El resto del camino lo pasó sin pensar. Bastante tendría cuando viera a su padre, ¿cómo estaría?. Deseó que hubiera fallecido antes de que ella llegara, así no tendría que hablar con él. Después se arrepintió.

-No le debes desear la muerte a nadie-le había dicho siempre su madre.

Ella era una niña orgullosa y, a veces, no aceptaba bien las derrotas. Pero nunca lo dijo en serio. Era una vía de escape y su madre lo sabía.

La carretera hacia el pueblo seguía igual; los mismos árboles a los lados, los troncos secos en la cuneta, el letrero despintado con los números de habitantes. Supuso que ahora habría menos.

-¡Vaya paparrochá!-dijo su abuelo cuando el alcalde decidió ponerlo.

Le reprochó que eso sólo pasaba en América.

-Aquí no se pone el nº de habitantes. Es una tontería.

Pero don Aquino lo puso. Había pasado dos años en un pueblo de Arkansas y eso le gustó. Para él era como controlar la cantidad de personas que iban a venían. Desde que murió se quedó en lo último que anotó: 1008.
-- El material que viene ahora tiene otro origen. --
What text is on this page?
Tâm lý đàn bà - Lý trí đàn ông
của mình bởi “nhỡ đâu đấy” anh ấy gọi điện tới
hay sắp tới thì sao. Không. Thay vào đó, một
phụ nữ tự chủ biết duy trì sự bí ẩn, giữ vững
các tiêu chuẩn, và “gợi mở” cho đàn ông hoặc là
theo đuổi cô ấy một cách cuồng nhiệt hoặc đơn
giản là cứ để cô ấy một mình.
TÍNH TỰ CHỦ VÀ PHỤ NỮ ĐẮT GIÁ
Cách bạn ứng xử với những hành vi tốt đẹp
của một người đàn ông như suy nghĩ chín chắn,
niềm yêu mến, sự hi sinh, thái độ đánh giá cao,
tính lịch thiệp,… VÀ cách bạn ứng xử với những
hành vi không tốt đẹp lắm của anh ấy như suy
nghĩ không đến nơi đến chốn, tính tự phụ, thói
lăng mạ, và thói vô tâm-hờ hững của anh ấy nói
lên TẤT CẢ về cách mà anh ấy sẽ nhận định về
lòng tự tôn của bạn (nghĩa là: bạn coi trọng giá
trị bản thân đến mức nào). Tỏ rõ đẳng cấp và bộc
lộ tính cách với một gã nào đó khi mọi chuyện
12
Desde entonces ya nadie reparaba en él, ni escribía o cambiaba las cantidades. Con tanta inmigración, ida y venidas de familiares a causa de la crisis, sería una tarea de locos.

Fue por la calle principal, ahora llena de tiendas y supermercados. Cuando ella vivió allí, sólo había un cine. Pisos de tres o cuatro plantas dominaban la corta avenida. Era como una ciudad en pequeñito. Intentó fijarse en los rostros de las personas que paseaban, pero no reconocía a nadie. De todas formas, ella era muy mal fisionomista.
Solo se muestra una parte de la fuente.